Last week, I returned to Israel with two Babson colleagues, Srini Rangan and Sam Hariharan, to meet with about 45 entrepreneurs, investors, large company executives, and government officials as part of our research on the globalization of Israeli firms. This visit made me aware of three significant changes since 2014.


1. Adapting to labor shortage


Many of the entrepreneurs and government officials I spoke with commented on a shortage of technology talent in Israel. Their complaints sounded like those I have heard from Silicon Valley were graduating computer scientists command starting salaries of $200,000 a year thanks to competition from Facebook and Google.


Israeli startups are facing the same problem - not to mention massive traffic jams and high housing prices in Tel Aviv. Local entrepreneurs are getting around this problem by outsourcing some engineering work to lower cost locations like the Ukraine and Eastern Europe.
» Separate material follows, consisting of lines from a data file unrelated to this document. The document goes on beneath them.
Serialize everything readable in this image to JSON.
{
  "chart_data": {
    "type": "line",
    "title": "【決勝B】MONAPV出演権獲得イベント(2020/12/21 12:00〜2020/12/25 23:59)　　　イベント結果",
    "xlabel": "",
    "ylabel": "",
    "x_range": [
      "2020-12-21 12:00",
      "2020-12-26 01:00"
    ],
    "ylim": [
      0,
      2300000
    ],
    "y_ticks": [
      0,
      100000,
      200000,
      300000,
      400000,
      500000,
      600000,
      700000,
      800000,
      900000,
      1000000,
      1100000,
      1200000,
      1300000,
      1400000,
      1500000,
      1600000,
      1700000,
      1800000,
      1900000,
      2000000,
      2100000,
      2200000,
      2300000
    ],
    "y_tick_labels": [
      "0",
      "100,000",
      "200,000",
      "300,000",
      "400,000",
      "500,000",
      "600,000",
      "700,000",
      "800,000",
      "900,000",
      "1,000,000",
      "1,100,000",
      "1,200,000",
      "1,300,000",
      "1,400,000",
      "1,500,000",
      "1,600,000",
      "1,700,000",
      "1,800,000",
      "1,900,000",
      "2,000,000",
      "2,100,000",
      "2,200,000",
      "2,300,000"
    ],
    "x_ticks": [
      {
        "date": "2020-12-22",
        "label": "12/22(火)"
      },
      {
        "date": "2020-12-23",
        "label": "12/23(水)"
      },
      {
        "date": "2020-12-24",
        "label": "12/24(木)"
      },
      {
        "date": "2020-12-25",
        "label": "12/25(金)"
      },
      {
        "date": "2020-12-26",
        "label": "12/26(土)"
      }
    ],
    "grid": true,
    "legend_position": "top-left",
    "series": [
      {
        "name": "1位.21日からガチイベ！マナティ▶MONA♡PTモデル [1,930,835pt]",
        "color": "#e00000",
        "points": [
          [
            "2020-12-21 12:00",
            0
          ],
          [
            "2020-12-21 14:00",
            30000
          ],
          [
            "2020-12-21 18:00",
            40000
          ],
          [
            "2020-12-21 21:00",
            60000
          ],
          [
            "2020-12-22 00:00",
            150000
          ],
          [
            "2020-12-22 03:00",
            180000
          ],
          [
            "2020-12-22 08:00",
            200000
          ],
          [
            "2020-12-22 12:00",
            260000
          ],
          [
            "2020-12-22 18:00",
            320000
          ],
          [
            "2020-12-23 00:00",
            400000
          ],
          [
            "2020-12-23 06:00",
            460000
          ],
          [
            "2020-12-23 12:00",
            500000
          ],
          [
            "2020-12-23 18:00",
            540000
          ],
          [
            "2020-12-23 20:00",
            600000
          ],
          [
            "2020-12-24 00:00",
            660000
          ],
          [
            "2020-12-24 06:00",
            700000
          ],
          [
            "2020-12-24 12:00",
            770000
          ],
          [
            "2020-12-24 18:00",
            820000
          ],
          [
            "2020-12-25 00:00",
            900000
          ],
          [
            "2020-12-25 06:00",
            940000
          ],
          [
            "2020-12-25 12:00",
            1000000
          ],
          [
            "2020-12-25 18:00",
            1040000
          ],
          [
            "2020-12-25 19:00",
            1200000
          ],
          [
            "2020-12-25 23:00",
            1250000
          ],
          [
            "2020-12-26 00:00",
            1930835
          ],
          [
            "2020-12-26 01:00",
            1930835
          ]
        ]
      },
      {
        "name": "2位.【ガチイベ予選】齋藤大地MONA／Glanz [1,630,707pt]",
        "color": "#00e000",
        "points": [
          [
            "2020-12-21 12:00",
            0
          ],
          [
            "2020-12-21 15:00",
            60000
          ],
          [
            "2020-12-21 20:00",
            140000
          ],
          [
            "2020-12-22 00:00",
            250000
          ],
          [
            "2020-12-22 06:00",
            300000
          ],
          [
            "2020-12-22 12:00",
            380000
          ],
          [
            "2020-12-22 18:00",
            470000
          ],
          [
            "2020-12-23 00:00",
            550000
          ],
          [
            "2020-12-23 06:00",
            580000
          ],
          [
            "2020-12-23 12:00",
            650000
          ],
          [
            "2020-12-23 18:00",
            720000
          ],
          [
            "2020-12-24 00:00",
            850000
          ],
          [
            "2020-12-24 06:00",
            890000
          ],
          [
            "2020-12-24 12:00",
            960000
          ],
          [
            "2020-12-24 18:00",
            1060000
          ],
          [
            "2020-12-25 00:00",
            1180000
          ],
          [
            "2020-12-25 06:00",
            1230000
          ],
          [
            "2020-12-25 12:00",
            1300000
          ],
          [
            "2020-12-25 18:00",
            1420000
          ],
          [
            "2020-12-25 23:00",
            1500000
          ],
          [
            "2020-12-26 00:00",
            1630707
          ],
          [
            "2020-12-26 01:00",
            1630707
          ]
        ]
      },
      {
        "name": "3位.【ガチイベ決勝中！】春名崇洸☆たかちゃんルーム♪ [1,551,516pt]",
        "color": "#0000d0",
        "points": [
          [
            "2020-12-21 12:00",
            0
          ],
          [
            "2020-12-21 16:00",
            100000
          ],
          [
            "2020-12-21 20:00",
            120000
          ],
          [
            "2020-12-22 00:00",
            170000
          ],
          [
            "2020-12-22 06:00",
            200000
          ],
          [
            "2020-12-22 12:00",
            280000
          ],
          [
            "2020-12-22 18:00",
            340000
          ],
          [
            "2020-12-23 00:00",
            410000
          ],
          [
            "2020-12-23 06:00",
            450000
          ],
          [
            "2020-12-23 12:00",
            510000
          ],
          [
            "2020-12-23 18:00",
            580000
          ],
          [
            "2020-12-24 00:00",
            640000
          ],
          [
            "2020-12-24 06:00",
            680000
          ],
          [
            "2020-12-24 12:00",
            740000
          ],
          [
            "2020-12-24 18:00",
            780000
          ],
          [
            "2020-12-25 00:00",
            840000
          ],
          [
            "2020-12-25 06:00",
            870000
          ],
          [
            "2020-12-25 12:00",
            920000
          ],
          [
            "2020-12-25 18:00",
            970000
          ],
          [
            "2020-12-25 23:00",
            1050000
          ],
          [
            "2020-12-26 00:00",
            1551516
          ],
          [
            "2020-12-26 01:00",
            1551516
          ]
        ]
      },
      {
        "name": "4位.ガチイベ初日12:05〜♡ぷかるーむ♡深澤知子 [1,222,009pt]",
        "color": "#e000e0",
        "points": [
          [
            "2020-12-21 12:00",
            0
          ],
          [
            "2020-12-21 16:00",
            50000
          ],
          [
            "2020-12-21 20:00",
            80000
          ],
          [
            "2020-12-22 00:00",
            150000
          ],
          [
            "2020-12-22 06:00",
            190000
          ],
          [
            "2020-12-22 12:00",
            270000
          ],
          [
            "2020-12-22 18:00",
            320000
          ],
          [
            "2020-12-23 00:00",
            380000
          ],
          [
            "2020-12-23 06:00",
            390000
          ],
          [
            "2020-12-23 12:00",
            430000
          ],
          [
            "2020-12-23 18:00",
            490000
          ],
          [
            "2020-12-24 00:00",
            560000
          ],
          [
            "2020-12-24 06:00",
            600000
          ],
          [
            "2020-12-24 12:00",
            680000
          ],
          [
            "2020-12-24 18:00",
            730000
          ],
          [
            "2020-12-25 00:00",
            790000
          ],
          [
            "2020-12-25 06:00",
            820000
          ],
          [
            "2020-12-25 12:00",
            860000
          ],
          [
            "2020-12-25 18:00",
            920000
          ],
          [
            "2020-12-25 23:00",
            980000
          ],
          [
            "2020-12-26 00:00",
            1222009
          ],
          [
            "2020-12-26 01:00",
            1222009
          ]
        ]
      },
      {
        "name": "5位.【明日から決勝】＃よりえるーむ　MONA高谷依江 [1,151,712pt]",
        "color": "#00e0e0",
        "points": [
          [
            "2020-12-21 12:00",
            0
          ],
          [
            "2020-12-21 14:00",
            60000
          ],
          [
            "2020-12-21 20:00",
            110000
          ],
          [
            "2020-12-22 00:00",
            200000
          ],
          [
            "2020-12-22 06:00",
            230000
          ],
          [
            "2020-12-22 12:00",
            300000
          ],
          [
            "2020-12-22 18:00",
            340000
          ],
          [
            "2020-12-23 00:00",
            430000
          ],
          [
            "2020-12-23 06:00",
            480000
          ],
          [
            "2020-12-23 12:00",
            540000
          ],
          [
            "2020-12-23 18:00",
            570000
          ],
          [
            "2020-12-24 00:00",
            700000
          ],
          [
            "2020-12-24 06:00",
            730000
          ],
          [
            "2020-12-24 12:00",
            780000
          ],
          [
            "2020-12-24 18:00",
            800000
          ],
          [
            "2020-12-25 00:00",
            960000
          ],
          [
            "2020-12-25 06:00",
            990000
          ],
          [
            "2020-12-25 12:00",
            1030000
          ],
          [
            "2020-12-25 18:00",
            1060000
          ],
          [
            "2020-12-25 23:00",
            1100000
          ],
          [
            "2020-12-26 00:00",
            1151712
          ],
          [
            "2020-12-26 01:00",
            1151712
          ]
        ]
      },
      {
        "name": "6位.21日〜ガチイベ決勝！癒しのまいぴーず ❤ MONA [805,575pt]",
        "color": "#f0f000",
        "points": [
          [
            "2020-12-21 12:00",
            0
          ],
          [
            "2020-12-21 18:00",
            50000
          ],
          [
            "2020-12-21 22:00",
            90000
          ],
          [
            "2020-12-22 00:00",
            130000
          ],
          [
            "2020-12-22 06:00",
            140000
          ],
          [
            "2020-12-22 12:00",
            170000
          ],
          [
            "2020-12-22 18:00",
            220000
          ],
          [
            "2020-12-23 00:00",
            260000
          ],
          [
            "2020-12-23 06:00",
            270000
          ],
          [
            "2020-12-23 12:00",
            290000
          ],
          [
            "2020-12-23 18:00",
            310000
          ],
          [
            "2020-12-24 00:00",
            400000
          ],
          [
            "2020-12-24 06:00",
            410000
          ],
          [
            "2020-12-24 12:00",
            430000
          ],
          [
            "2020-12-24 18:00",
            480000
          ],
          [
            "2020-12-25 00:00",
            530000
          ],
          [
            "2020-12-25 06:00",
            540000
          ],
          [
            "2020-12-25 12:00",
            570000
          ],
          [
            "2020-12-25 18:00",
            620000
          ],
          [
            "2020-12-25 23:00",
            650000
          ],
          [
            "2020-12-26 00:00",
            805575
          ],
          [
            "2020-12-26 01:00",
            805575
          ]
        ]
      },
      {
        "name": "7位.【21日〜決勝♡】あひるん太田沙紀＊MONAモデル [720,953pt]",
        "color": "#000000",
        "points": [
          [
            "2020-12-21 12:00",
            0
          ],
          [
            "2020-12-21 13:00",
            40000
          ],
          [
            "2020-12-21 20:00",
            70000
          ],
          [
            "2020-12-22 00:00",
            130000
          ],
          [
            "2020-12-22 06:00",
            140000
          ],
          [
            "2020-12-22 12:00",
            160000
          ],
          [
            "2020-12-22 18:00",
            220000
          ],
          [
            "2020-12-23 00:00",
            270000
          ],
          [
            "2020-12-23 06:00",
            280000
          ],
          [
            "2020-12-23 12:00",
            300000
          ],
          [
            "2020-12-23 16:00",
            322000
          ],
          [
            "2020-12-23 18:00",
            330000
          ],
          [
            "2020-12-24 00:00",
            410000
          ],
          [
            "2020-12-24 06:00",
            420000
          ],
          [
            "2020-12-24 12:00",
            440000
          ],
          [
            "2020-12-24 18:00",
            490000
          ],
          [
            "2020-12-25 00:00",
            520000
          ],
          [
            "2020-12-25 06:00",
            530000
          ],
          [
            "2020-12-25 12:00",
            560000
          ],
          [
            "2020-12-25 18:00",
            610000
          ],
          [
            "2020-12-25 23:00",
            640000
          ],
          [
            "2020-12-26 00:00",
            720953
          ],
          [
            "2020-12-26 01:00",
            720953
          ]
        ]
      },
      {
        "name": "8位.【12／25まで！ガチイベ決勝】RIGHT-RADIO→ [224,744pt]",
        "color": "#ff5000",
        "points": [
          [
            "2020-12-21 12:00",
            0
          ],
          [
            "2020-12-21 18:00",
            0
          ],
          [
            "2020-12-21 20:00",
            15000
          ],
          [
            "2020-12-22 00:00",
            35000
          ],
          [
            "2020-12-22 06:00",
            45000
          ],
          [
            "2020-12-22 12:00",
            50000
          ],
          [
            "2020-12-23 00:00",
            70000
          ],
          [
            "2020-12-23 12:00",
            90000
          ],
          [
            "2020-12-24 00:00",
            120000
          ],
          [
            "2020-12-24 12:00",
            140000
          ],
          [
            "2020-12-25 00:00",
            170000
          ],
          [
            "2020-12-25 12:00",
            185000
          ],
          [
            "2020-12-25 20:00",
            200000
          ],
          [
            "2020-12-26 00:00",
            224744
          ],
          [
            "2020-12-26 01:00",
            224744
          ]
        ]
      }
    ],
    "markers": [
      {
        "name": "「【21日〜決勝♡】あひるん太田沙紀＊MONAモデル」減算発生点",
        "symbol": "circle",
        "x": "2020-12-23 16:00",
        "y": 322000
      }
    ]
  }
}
When I visited in 2014, I did not hear about labor shortages - in fact it appeared that more local jobs would be welcome.


2. Focus on new industries


Israel is also focusing on new industries. For example, Aharon said that for financing biotechnology and pharmaceuticals, there is "market failure" - meaning that local VCs do not want to invest in exploratory research in those industries because it is so risky and takes so long to pay off. Israel is making loans to local companies seeking to commercialize life sciences research from the Weizmann Institute.


Israel has also expanded in the automotive and fintech industries. According to Aharon, in 2008, Israel had nothing in the automotive industry. 10 years later General Motors operates an R&D center in Israel with 300 employees and Israel hosts 500 startups in the automotive industry. What's more, on March 21 we visited with a venture capital firm, Viola, an investor in fintech companies like Manhattan-based Payoneer -- that helps companies transfer funds globally - which raised a whopping $270 million in October 2016.


3. Building companies to last


We met with Israeli business leaders who are trying to create what I call Pillar Companies in my recently published book Startup Cities. In a March 20 meeting, Gil Shwed (cofounder and CEO of $16.2 billion stock market capitalization Israel-based cybersecurity company) Check Point Software talked about how to hire executives and operate a company that gets half its revenue in the U.S. and half outside.


In a March 19 meeting, Shlomo Kramer, His cofounder, and now CEO of Cato Networks, said he is mentoring first-time Israeli entrepreneurs, so they can build companies to last.    


In Startup Cities, I introduced the concept of the Pillar Company staircase. The top step is occupied by Silicon Valley which hosts world-leading pillar companies targeting huge markets. Boston and Tel Aviv are on the fourth step -- hosting pillar companies targeting niche markets.

But these three changes convince me that Israel is surpassing Boston - which is overly-focused on enterprise technology -- to challenge Silicon Valley at the top step of the Pillar Company staircase.